Hugo’s friends from the year he worked here feel like fast friends to me. After all the French modesty, I’m happy to meet a girl with pink hair and a guy wearing Minnie Mouse ears in earnest. People who know Wondershowzen and listen to Hot Chip and have no money. A small gathering develops at the apartment. We order a pizza and drink cheap wine from the corner store.
I helped decorate eggs as an awkward birthday present for someone I would never meet.
It’s so nice to be in England. Everyone calls you darling or love, the weather is crisp and cool in August, the buildings are gilded with history, and curls of spray paint whisper against the alleyways and into the night, “Fuck cops, fuck cops…”
The English countryside is incredibly gorgeous. There are goats on the hills. There are goats in the pie. The streets are only wide enough for one car, and the damp greenery is in the process of eating them. We sneak into something referred to simply as “the show.” Crouching in the back of a truck saves us 15 pounds we didn’t have. This show turns out to be little more than some horses walking in circles and locals in Hunter boots milling around booths of jam and whatever. Every variety of fancy dog is represented. I talk to a stone cutter and resist asking if anyone takes him for granite.
Despite weather that only gets darker and windier through the afternoon, we make the trek up to Tintagel Castle, which has disintegrated so much that the castle isn’t really the point. The point is to get into some Mordor-type shit by climbing countless steep, slippery stairs to the top of the cliff. The reward is an amazing view of the sea, unobscured and blurring into the horizon. The view is called “the end of the world.”
Tintagel Castle: It blew me away.
Example of the wind factor: This hairstyle started out as a sleek topknot.
The evening passes slowly with tea and beer and cider, hellos and goodbyes. People’s homes and pubs that are like homes. My evaluation of British people is that they’re all hilarious and kind. Can I move here?
The Roman baths aren’t as grand as I had perhaps hoped. The stone is crumbled to stumps and the water is an off-putting green. All the tourists bump into each other in the dim and dampness, clutching at audio guides. Still, some of the Roman sculptures are neat, and I’m particularly amused by the curses (requests for the gods to punish enemies, passionately engraved in metal and thrown into the public pool…)
Then I’m in a French restaurant in England, trying to figure out why I want to stay in my country. I love it, I miss it already, but here’s the truth: America eats its children.
The news and the conversations I’ve been having suggest that times are hard everywhere. Aquaintences who’d recently been to Spain and Greece attest that there are far worse places to be. But are there better ones?
Seems that no matter where you go, there will be posters for Batman and radios playing Usher, McDonalds and Starbucks, blah blah blah. You can live in America, or you can live in syndicated America.
When I later explain the types of and paths to higher education in the U.S. to Clément and Sylvia (both engineers), talking though it gets me seething. In France, college is free. Choosing to go to a special private school sets you back less than a Texas community college.

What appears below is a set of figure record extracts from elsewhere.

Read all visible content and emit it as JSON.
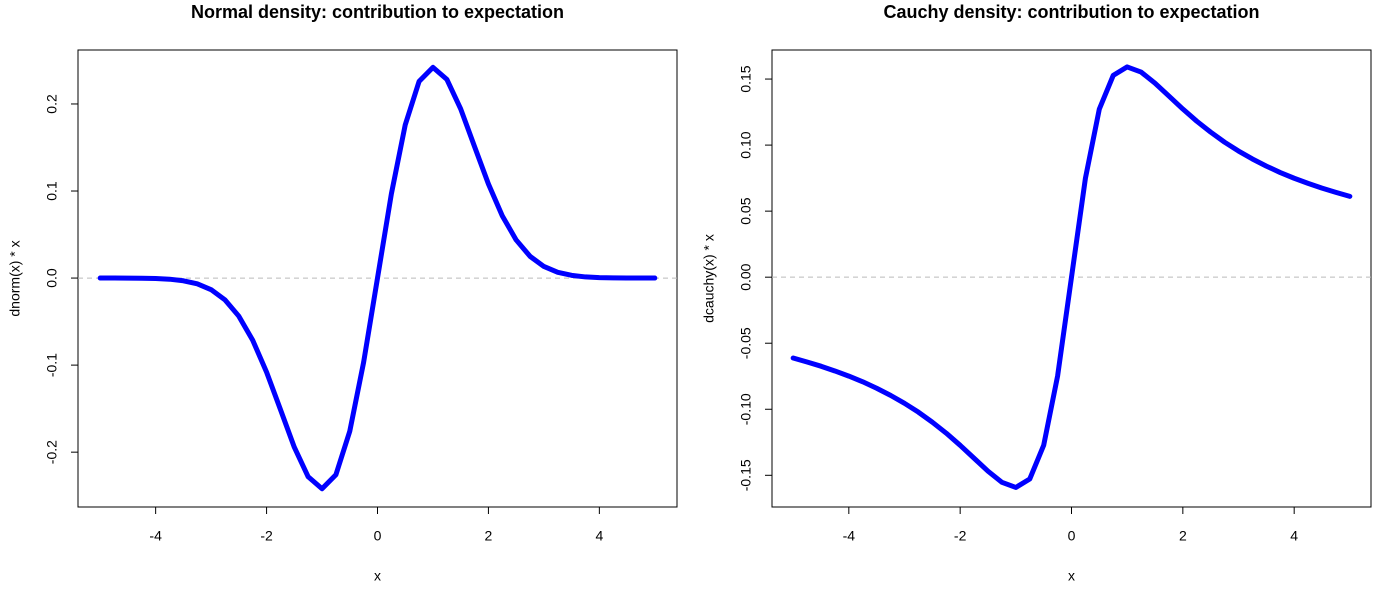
{
  "chart_data": [
    {
      "type": "line",
      "title": "Normal density: contribution to expectation",
      "x_label": "x",
      "y_label": "dnorm(x) * x",
      "x": [
        -5,
        -4.75,
        -4.5,
        -4.25,
        -4,
        -3.75,
        -3.5,
        -3.25,
        -3,
        -2.75,
        -2.5,
        -2.25,
        -2,
        -1.75,
        -1.5,
        -1.25,
        -1,
        -0.75,
        -0.5,
        -0.25,
        0,
        0.25,
        0.5,
        0.75,
        1,
        1.25,
        1.5,
        1.75,
        2,
        2.25,
        2.5,
        2.75,
        3,
        3.25,
        3.5,
        3.75,
        4,
        4.25,
        4.5,
        4.75,
        5
      ],
      "series": [
        {
          "color": "#0000ff",
          "values": [
            0,
            0,
            -0.0001,
            -0.0002,
            -0.0005,
            -0.0013,
            -0.0031,
            -0.0066,
            -0.0133,
            -0.025,
            -0.0438,
            -0.0714,
            -0.108,
            -0.151,
            -0.1943,
            -0.2283,
            -0.242,
            -0.2259,
            -0.176,
            -0.0967,
            0,
            0.0967,
            0.176,
            0.2259,
            0.242,
            0.2283,
            0.1943,
            0.151,
            0.108,
            0.0714,
            0.0438,
            0.025,
            0.0133,
            0.0066,
            0.0031,
            0.0013,
            0.0005,
            0.0002,
            0.0001,
            0,
            0
          ]
        }
      ],
      "xlim": [
        -5.4,
        5.4
      ],
      "xticks": [
        -4,
        -2,
        0,
        2,
        4
      ],
      "ylim": [
        -0.263,
        0.262
      ],
      "yticks": [
        -0.2,
        -0.1,
        {
          "value": 0,
          "label": "0.0"
        },
        0.1,
        0.2
      ],
      "reference_line": 0
    },
    {
      "type": "line",
      "title": "Cauchy density: contribution to expectation",
      "x_label": "x",
      "y_label": "dcauchy(x) * x",
      "x": [
        -5,
        -4.75,
        -4.5,
        -4.25,
        -4,
        -3.75,
        -3.5,
        -3.25,
        -3,
        -2.75,
        -2.5,
        -2.25,
        -2,
        -1.75,
        -1.5,
        -1.25,
        -1,
        -0.75,
        -0.5,
        -0.25,
        0,
        0.25,
        0.5,
        0.75,
        1,
        1.25,
        1.5,
        1.75,
        2,
        2.25,
        2.5,
        2.75,
        3,
        3.25,
        3.5,
        3.75,
        4,
        4.25,
        4.5,
        4.75,
        5
      ],
      "series": [
        {
          "color": "#0000ff",
          "values": [
            -0.0612,
            -0.0642,
            -0.0674,
            -0.071,
            -0.0749,
            -0.0792,
            -0.0841,
            -0.0895,
            -0.0955,
            -0.1022,
            -0.1098,
            -0.1181,
            -0.1273,
            -0.1371,
            -0.1469,
            -0.1553,
            -0.1592,
            -0.1528,
            -0.1273,
            -0.0749,
            0,
            0.0749,
            0.1273,
            0.1528,
            0.1592,
            0.1553,
            0.1469,
            0.1371,
            0.1273,
            0.1181,
            0.1098,
            0.1022,
            0.0955,
            0.0895,
            0.0841,
            0.0792,
            0.0749,
            0.071,
            0.0674,
            0.0642,
            0.0612
          ]
        }
      ],
      "xlim": [
        -5.38,
        5.38
      ],
      "xticks": [
        -4,
        -2,
        0,
        2,
        4
      ],
      "ylim": [
        -0.174,
        0.172
      ],
      "yticks": [
        -0.15,
        {
          "value": -0.1,
          "label": "-0.10"
        },
        -0.05,
        {
          "value": 0,
          "label": "0.00"
        },
        0.05,
        {
          "value": 0.1,
          "label": "0.10"
        },
        0.15
      ],
      "reference_line": 0
    }
  ]
}
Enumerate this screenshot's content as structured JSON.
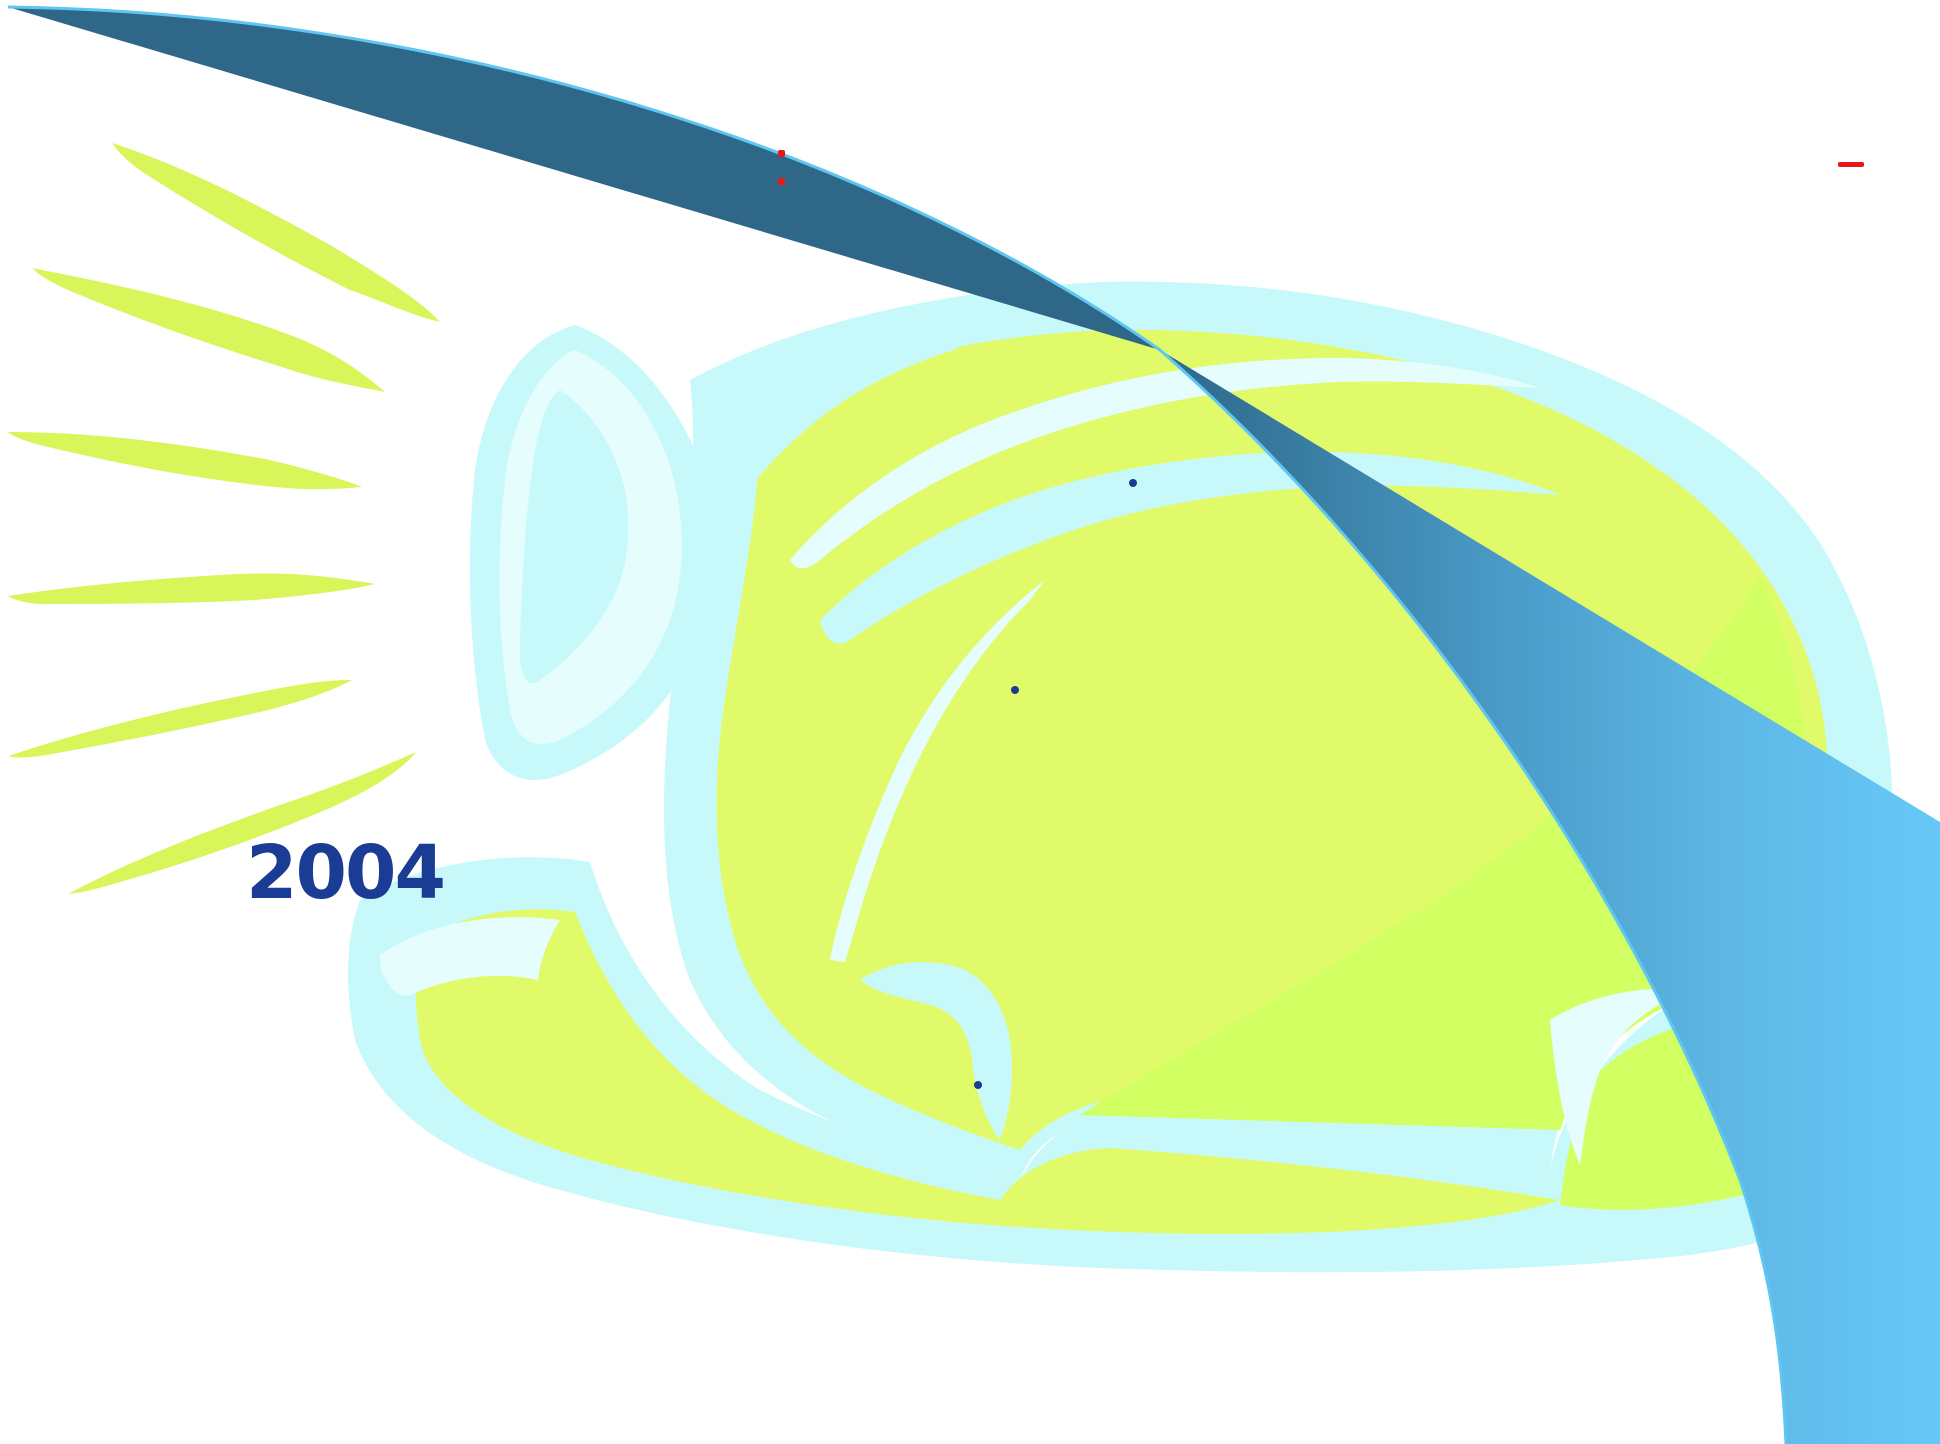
{
  "slide": {
    "year_label": "2004"
  },
  "clipart": {
    "subject": "hard-hat-icon",
    "rays": "light-rays-icon"
  },
  "colors": {
    "background": "#ffffff",
    "ray_yellow_green": "#d8f55a",
    "helmet_yellow_green": "#e0fa6a",
    "helmet_highlight": "#d2ff62",
    "helmet_outline_cyan": "#c8f9fa",
    "helmet_inner_light": "#e6fdfd",
    "swoosh_dark": "#2e6788",
    "swoosh_light": "#66c8f8",
    "arc_line": "#5fc6f2",
    "year_text": "#1a3c94",
    "marker_red": "#e8171a",
    "marker_blue": "#1a3c94"
  }
}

My generation is like a bunch of pilgrims who spent our life savings (and our parents’) on boat tickets to a new country. We sailed through universities. When we arrive with our sea legs and sunken hearts, there’s nothing left. No easy answers, no El Dorado, just enough intelligence to be indignant about it.
Everyone’s overeducated for his underemployment. Everyone is in debt. But this is the state of the whole developed world, more or less. As years pass, the world gets smaller and smaller. I’m hungry and I’m looking around. What can I pillage? Where is there to run to?
Back at the apartment, three types of homemade curry are laid on the table (carpenters of the group muse over what sort of wood it’s made of) to gather around, lining our stomachs for the night ahead. We carefully tape on used staff wristbands for the See No Evil party.
Bristol knows how to have a weekend. Lines are cut, pills are tossed like party favors. On the sidewalk, people are selling balloons full of laughing gas for £1. A pub called the Pipe and Slippers is full to the brim. The girls wear big hoop earrings, voluminous hair, leggings, and sneakers. Somehow they make it look better than it sounds. I kind of wish I spent my teenage years here, Skins style.
Walking through the streets, I finally get my humble wish of spotting a Banksy. A certain nook of the city is filled with great street art and a lot of spray painters at work. It all feels permissive enough to kill the spirit of graffiti, but it makes sense later.
A long line looks stagnant outside the rave (yes, “rave”). We bypass it with the staff wristbands and go merrily on our way to the bar.
I generally prefer music events where there are guitars and guitarists, where I can participate by tapping my heel on beat looking cool and bored. But sometimes one must hit a dance floor.
I dance around to mediocre electro, uninhibited. I’m in another country. Tomorrow morning, I’m getting on a plane. And these people are apparently on ketamine.